Words by Lauren Milligan.
If chosen wisely and styled correctly, the shirt is your wardrobe’s hardest working item. Seasoned Jermyn Street shirtmaker Emma Willis notes the details to look out for, as MATCHESFASHION.COM's market director wears it five ways.
‘This is the most traditional and historic of all shirting stripes, the Bengal, and the most classic of them all in navy and white,’ Willis explains. Subvert the classic by contrasting a striped shirt with a checked Balenciaga suit comprised of slim, high-waisted trousers and Demna Gvasalia’s Hourglass checked blazer. ‘Another important detail of a beautifully made shirt, is that the pattern – stripes or checks – should all match at the seams. We do this on all our shirts, including on gauntlets, back yokes and shoulder seams. It takes more skill and time in the cutting and pattern making, but the end result is worth it.’
BEYOND THE BEACH
Packing for a stylish getaway means every piece has to earn its place in your suitcase – so the versatility of a crisp white shirt goes a long way. This ethos continues in modern wardrobes too, as seasonal trends are replaced with a capsule of luxurious pieces for day or night. ‘We are all buying now for longevity and the pleasure of craftsmanship, whether home or away, and timeless pieces build a sustainable wardrobe to be proud of,’ Willis notes. This one will go from the airport straight to the beach, teamed with an easy Albus Lumen skirt and woven Muuñ bag.
The classic white shirt has earned a place in the wardrobe alongside other perennial pieces, and like all classics true luxury is found in the details. ‘Our classic men’s-cut shirt has all the traditional Jermyn Street details: raised fronts, split-back yokes, French seams and cross-stitched real mother-of-pearl buttons on a deep, squared cuff,’ designer and Jermyn Street tailor Emma Willis explains. ‘The collar is such an important part of the shirt, the shape of the points, collar lining and deep collar band give it a sharp structure.’ Team with other classics: a tan leather bag, black leather trousers and leopard-print pumps for easy 8-to-8 dressing.
A slim-cut shirt that tucks neatly into a high-waisted skirt or trousers is a must for evening – and more than ever the details are crucial when pairing it with eveningwear. ‘Beautiful cotton is rare, but especially hard to find in women’s shirting,’ Willis explains. ‘We use neat single-needle tiny stitching throughout; so much prettier than speedy overlocking or twin-needle stitching, and real mother-of-pearl buttons.’ Worn with a shimmering Paco Rabanne skirt, the simplest piece – adorned with handmade silk ribbon – can become the star.

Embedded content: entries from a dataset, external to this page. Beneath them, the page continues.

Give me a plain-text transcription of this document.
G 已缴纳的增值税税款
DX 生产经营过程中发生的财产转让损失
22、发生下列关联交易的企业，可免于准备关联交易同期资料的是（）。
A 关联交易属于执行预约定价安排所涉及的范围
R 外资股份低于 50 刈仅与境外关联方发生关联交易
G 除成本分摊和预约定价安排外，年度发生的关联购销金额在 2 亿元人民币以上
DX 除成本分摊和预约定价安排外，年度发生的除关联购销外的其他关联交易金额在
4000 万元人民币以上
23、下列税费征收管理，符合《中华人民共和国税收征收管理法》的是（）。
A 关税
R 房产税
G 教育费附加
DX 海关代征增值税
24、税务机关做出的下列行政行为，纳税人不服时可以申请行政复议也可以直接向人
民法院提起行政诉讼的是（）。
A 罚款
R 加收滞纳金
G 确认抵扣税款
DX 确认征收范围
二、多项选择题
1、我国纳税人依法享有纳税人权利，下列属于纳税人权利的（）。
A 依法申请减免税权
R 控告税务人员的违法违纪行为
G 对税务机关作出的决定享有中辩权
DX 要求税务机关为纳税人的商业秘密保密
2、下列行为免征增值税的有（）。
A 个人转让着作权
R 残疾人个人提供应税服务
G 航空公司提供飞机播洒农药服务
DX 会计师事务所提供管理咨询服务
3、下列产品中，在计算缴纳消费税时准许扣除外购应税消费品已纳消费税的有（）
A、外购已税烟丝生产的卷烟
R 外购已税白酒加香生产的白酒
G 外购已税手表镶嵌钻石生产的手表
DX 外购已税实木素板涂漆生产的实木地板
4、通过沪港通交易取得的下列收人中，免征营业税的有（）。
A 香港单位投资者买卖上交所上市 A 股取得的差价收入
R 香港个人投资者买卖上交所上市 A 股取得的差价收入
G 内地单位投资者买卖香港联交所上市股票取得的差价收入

Balancing the masculine and feminine is never simpler than when layering a delicate dress over a crisp shirt. ‘This is a fine two-fold cotton with 140 threads to the inch,’ Willis says. ‘This fabulous retro stripe takes us back to the flamboyant 1970’s when men wore multicoloured stripes – and not just bankers but rock stars too.’ Willis has built a business creating bespoke shirts for men but employs an almost exclusively female team: women cutting for women. ‘Shirtmaking in general – particularly cutting – has traditionally been a male domain, but all my highly skilled bespoke pattern makers and cutters are young women.’